My favorite reading challenge is Kid Lit Frenzy’s Nonfiction Picture Book Challenge. Visit her blog to discover more wonderful nonfiction picture book titles.
In Lewis Tewanima: Born to Run, author Sharon Solomon shares the story of Lewis Tewanima, a Native American runner who won a silver medal in the 1912 Olympics, setting a U.S. record that wasn’t broken until 1964. Tewanima was a member of the Hopi tribe in Arizona. He had always been an impressive long-distance runner but it wasn’t until he was forcibly removed from his home and sent to boarding school (an episode that Solomon handles particularly well, clearly conveying the terror and abuse that Native Americans experienced in language that even young readers can understand) that people outside his tribe recognized his abilities. At Carlisle Indian School, Jim Thorpe was one of his classmates, and Pop Warner was his coach. Warner first thought the tiny Tewanima wouldn’t be a good athlete, but Lewis insisted that Hopis were excellent runners and once he was outfitted with shoes and a tracksuit, he began winning distance races.

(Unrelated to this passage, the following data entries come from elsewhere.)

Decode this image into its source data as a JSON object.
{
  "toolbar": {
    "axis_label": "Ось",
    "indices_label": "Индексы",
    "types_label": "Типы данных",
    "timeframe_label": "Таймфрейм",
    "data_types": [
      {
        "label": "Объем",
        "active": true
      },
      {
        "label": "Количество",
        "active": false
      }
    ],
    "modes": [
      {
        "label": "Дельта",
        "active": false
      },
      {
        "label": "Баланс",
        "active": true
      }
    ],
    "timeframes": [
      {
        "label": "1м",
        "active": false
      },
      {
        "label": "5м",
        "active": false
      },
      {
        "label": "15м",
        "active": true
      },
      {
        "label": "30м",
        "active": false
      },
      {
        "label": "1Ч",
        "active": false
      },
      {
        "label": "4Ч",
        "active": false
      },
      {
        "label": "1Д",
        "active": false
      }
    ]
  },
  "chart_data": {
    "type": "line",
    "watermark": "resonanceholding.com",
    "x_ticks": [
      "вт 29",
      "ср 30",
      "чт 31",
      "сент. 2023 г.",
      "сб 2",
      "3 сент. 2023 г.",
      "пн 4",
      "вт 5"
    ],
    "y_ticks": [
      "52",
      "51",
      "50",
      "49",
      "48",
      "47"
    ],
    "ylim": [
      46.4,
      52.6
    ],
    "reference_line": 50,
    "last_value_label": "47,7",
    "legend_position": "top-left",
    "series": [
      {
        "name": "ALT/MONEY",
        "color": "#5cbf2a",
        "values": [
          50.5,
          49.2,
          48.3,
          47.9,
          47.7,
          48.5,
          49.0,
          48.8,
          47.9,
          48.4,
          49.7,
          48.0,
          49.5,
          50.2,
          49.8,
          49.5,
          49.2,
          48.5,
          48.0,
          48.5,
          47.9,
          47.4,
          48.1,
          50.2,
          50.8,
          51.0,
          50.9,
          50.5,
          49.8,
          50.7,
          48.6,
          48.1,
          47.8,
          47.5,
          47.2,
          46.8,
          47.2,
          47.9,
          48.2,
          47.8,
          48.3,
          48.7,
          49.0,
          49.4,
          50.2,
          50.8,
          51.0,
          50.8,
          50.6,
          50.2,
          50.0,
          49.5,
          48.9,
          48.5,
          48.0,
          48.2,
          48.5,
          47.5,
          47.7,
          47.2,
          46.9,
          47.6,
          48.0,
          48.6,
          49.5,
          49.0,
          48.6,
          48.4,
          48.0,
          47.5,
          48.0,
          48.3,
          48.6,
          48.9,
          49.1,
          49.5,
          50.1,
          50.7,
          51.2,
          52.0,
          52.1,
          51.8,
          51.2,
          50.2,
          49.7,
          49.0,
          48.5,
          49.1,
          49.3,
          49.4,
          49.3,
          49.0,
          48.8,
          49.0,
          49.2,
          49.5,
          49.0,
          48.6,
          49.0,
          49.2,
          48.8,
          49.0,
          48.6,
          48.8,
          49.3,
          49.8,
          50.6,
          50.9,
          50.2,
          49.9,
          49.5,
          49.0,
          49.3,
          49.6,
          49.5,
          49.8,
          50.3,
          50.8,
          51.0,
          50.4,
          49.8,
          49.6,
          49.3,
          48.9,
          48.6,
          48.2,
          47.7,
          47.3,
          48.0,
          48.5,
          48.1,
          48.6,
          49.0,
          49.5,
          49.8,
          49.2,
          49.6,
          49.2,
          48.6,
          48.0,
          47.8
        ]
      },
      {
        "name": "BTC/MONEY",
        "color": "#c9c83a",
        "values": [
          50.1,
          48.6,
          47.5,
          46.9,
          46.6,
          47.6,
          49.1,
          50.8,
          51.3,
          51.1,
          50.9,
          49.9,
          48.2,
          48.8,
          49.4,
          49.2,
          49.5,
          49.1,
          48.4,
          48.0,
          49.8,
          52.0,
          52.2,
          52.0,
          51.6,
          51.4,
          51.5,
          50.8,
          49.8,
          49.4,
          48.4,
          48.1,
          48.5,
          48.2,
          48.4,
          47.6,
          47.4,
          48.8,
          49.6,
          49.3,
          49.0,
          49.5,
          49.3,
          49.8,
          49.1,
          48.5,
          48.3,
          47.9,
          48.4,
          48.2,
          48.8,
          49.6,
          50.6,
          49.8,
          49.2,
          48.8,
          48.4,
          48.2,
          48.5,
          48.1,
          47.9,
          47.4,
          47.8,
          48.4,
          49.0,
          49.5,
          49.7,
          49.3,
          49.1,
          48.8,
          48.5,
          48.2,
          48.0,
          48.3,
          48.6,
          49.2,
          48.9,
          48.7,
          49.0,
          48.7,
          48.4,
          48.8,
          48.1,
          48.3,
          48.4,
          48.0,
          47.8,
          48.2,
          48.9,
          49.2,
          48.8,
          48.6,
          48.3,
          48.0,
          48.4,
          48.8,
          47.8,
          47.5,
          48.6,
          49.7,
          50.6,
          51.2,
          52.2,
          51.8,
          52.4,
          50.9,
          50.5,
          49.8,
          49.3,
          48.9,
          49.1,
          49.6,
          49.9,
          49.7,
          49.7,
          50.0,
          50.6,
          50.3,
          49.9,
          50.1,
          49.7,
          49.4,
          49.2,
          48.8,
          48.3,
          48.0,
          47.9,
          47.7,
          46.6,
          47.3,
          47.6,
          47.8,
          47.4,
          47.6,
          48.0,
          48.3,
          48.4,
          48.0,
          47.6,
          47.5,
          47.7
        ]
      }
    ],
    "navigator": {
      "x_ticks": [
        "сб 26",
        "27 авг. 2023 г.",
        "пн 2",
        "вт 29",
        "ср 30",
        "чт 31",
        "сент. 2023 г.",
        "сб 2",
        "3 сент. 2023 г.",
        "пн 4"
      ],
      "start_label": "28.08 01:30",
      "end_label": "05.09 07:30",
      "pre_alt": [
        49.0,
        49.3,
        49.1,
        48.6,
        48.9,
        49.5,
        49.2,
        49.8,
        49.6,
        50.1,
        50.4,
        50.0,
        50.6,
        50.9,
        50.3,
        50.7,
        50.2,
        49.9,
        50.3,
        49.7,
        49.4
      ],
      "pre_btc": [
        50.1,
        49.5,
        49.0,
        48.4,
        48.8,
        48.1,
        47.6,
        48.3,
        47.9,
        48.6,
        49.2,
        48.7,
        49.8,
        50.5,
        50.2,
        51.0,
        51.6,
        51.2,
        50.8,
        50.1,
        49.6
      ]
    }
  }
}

We learn very little about Tewanima’s personality in this book, and very little about his life aside from his experiences at Carlisle and the Olympics. What is covered in perhaps most depth is the aftermath of the Olympics–meeting kings and presidents, having parades held in his honor. Whatever Tewanima might have thought or felt about all of it remains a mystery. Shortly after the 1912 Olympics, he returned to his village in Arizona and rarely left, though he must have continued running and racing. The timeline at the end of the book notes that he won a race in New Orleans in 1920. He died in 1969.

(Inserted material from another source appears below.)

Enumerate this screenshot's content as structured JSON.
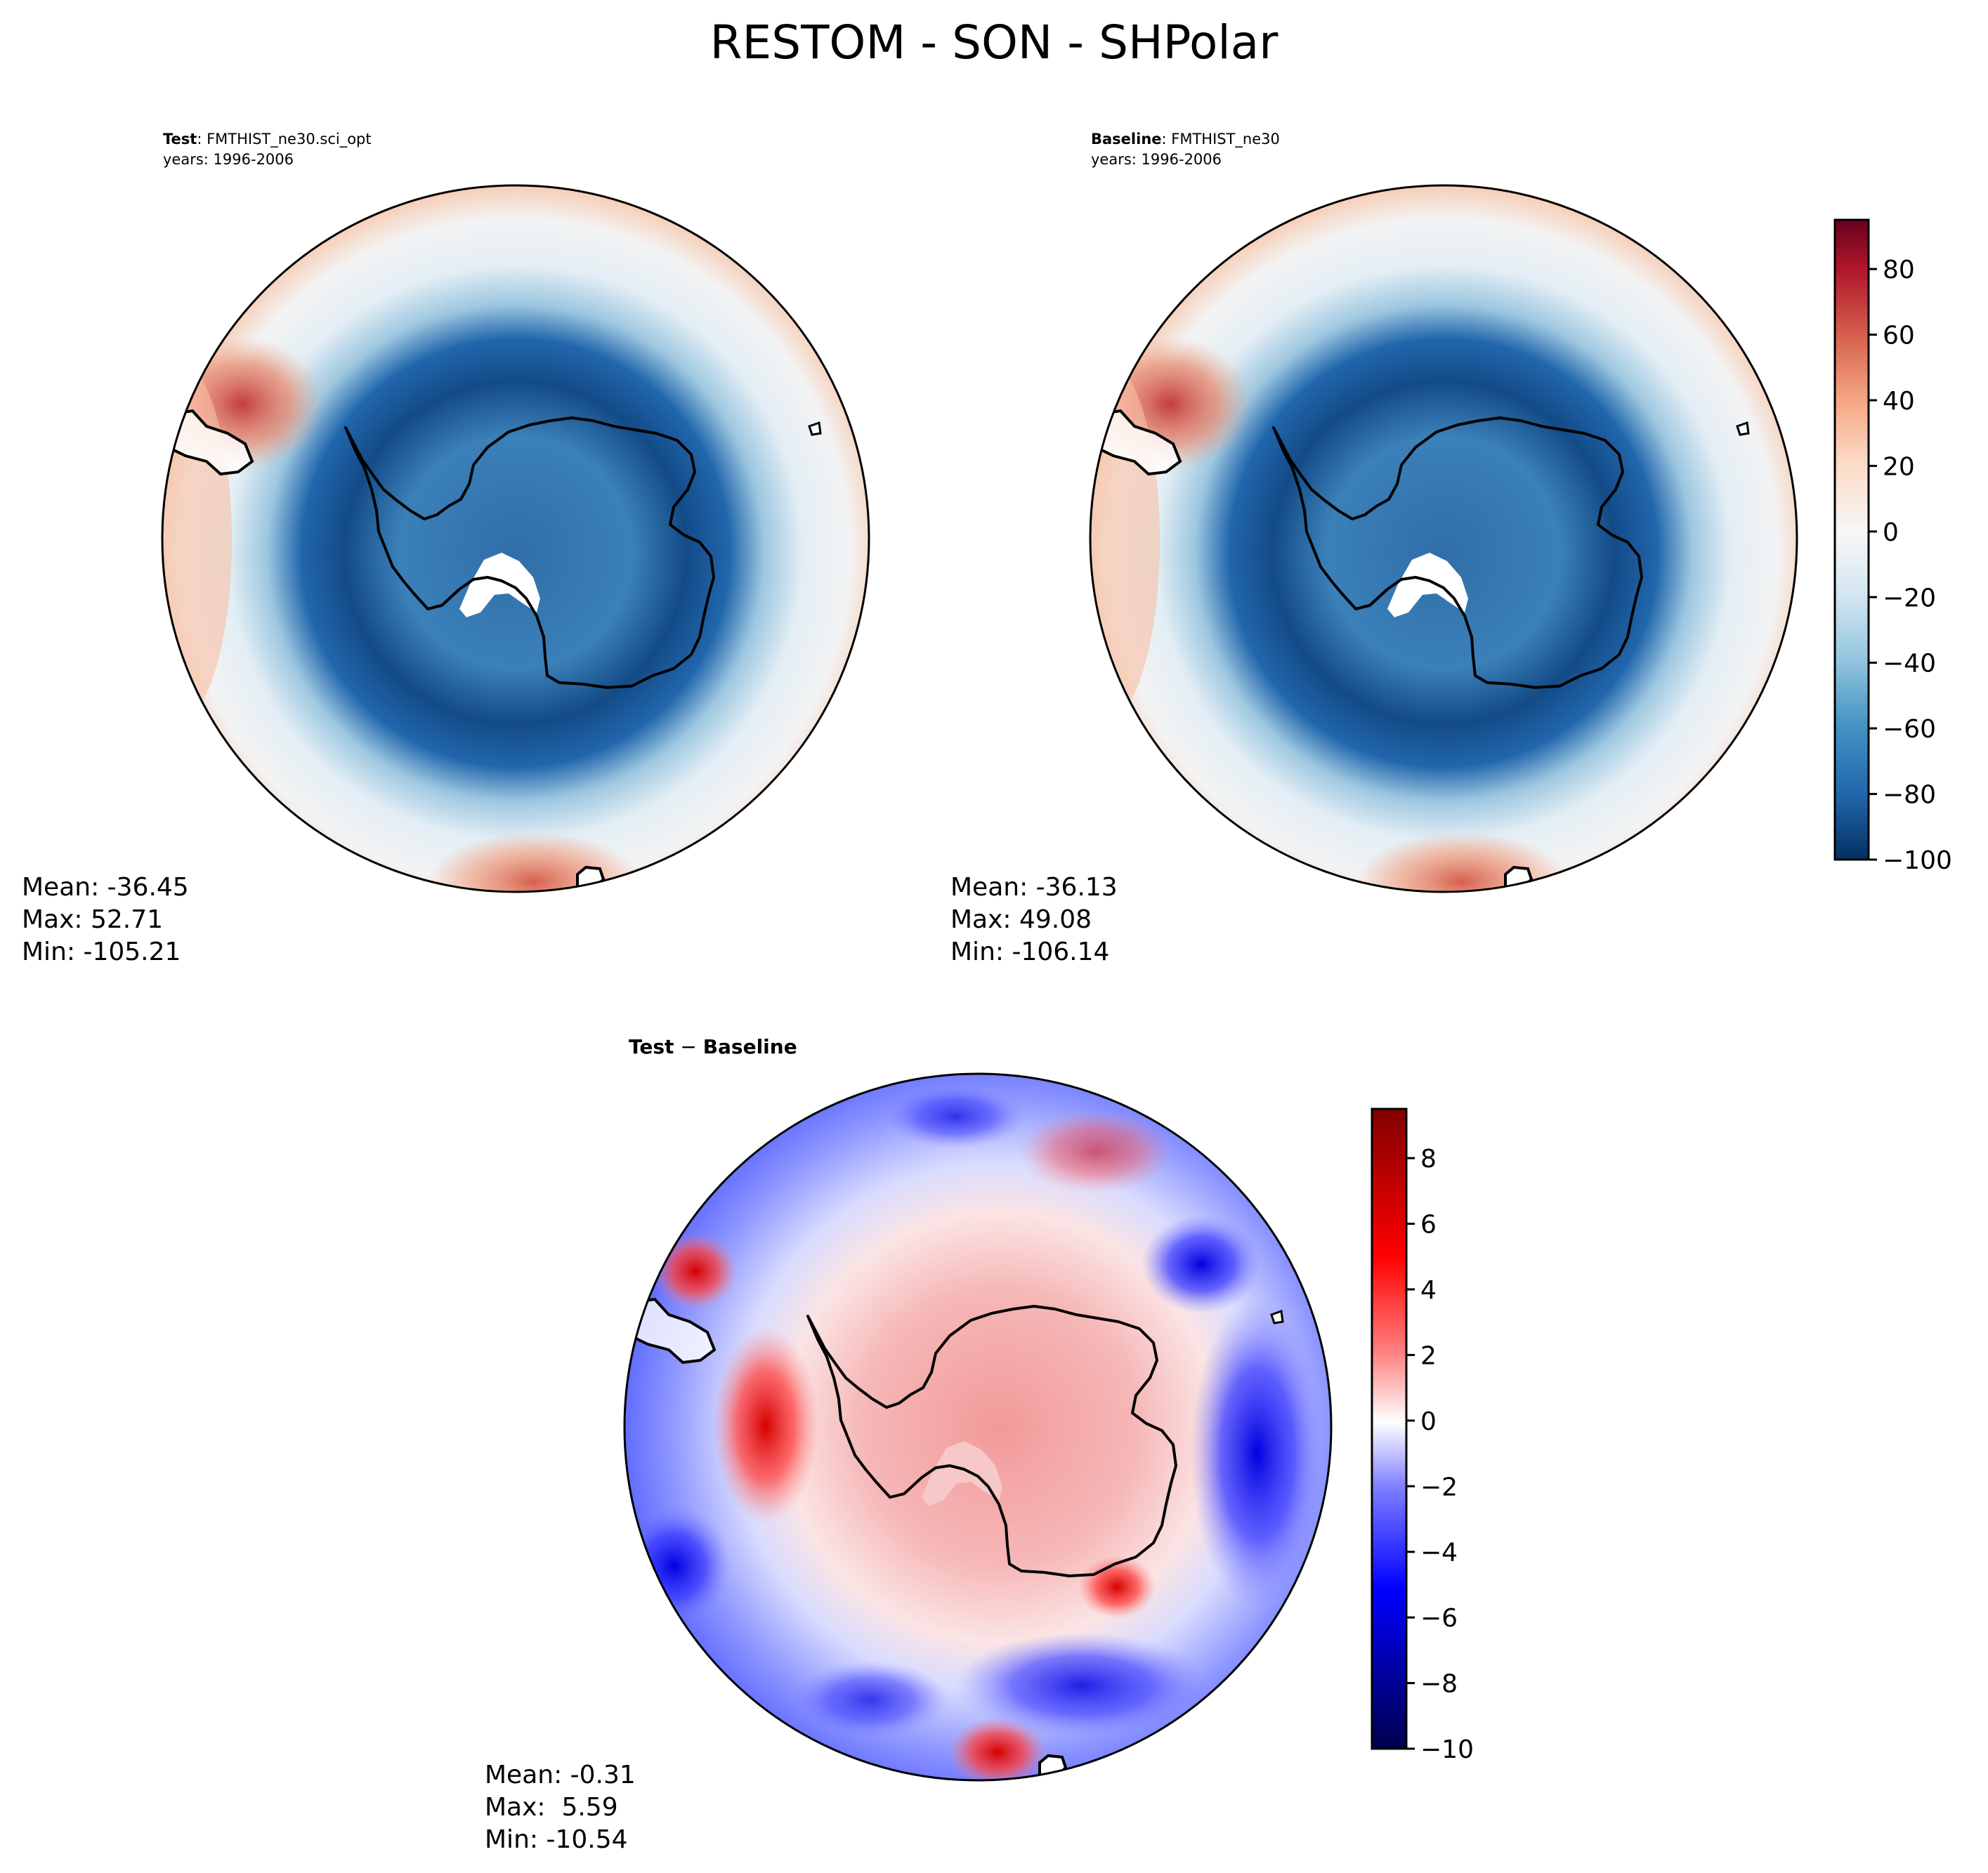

I did have an issue with some of the stereotypes in this book. I wish more effort had been made to bring Tewanima to life as a well-rounded individual. All too often, Solomon seems to rely on stereotypical thinking about Native American experiences to do the work of creating a character and a narrative arc. Tewanima’s life on the mesa is romanticized as a life lived in “peaceful, perfect balance.” In fact, Solomon uses this phrase–“perfect balance”–twice in the first few pages of the book to characterize the experiences of members of the Hopi tribe. There are no words or images that connect him to other members of his tribe or community in these early pages: he is depicted running alone on the mesa, hunting animals, and communing with nature. Life as a farmer and shepherd seems unusually solitary and static.

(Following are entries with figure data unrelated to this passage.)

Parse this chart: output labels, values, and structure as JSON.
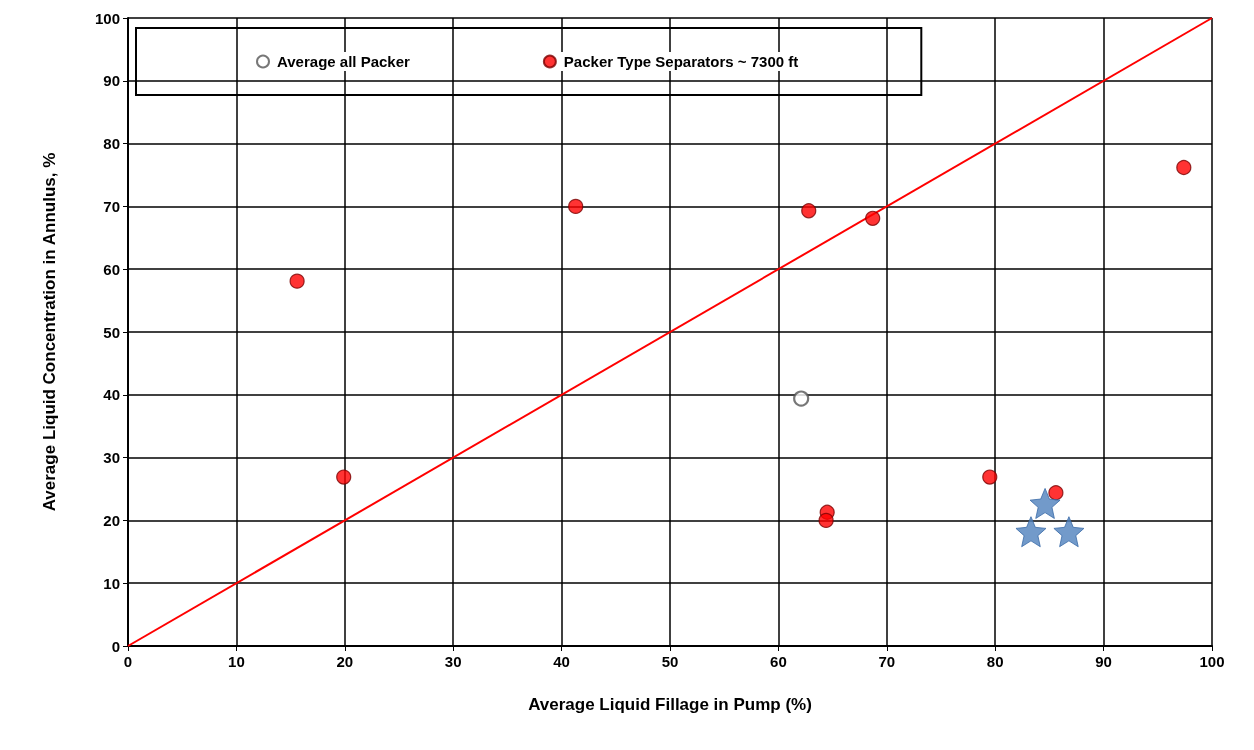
{
  "chart_data": {
    "type": "scatter",
    "xlabel": "Average Liquid Fillage in Pump (%)",
    "ylabel": "Average Liquid Concentration in Annulus, %",
    "xlim": [
      0,
      100
    ],
    "ylim": [
      0,
      100
    ],
    "xticks": [
      0,
      10,
      20,
      30,
      40,
      50,
      60,
      70,
      80,
      90,
      100
    ],
    "yticks": [
      0,
      10,
      20,
      30,
      40,
      50,
      60,
      70,
      80,
      90,
      100
    ],
    "grid": true,
    "legend": "top",
    "marker": "circle",
    "series": [
      {
        "name": "Average all Packer",
        "color": "#ffffff",
        "x": [
          62.1
        ],
        "values": [
          39.4
        ]
      },
      {
        "name": "Packer Type Separators ~ 7300 ft",
        "color": "#ff0000",
        "x": [
          15.6,
          19.9,
          41.3,
          62.8,
          68.7,
          64.5,
          64.4,
          79.5,
          85.6,
          97.4
        ],
        "values": [
          58.1,
          26.9,
          70.0,
          69.3,
          68.1,
          21.3,
          20.0,
          26.9,
          24.4,
          76.2
        ]
      },
      {
        "color": "#4f81bd",
        "marker": "star",
        "x": [
          84.6,
          83.3,
          86.8
        ],
        "values": [
          22.7,
          18.2,
          18.2
        ]
      },
      {
        "type": "line",
        "color": "#ff0000",
        "marker": "none",
        "x": [
          0,
          100
        ],
        "values": [
          0,
          100
        ]
      }
    ]
  }
}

Away from the mesa, he is depicted as the stereotypical laconic, stoic Native American. Coach Warner’s report of Tewanima’s words to him seemed especially problematic to me. Perhaps Tewanima did say “All Hopis run fast good. Me run fast good.” After all, he was an English language learner. But the effect of those words without an explanation that he spoke another language fluently creates an image of Tewanima as simple and simplistic. In his native language, he was no doubt capable of expressing himself with sophistication and eloquence.
He clearly had a sense of humor. When he visited New York City in 1954 to receive an award, he climbed the Statue of Liberty, looked around, and commented, “Not enough land for sheep.” I would have liked to know more about this Tewanima.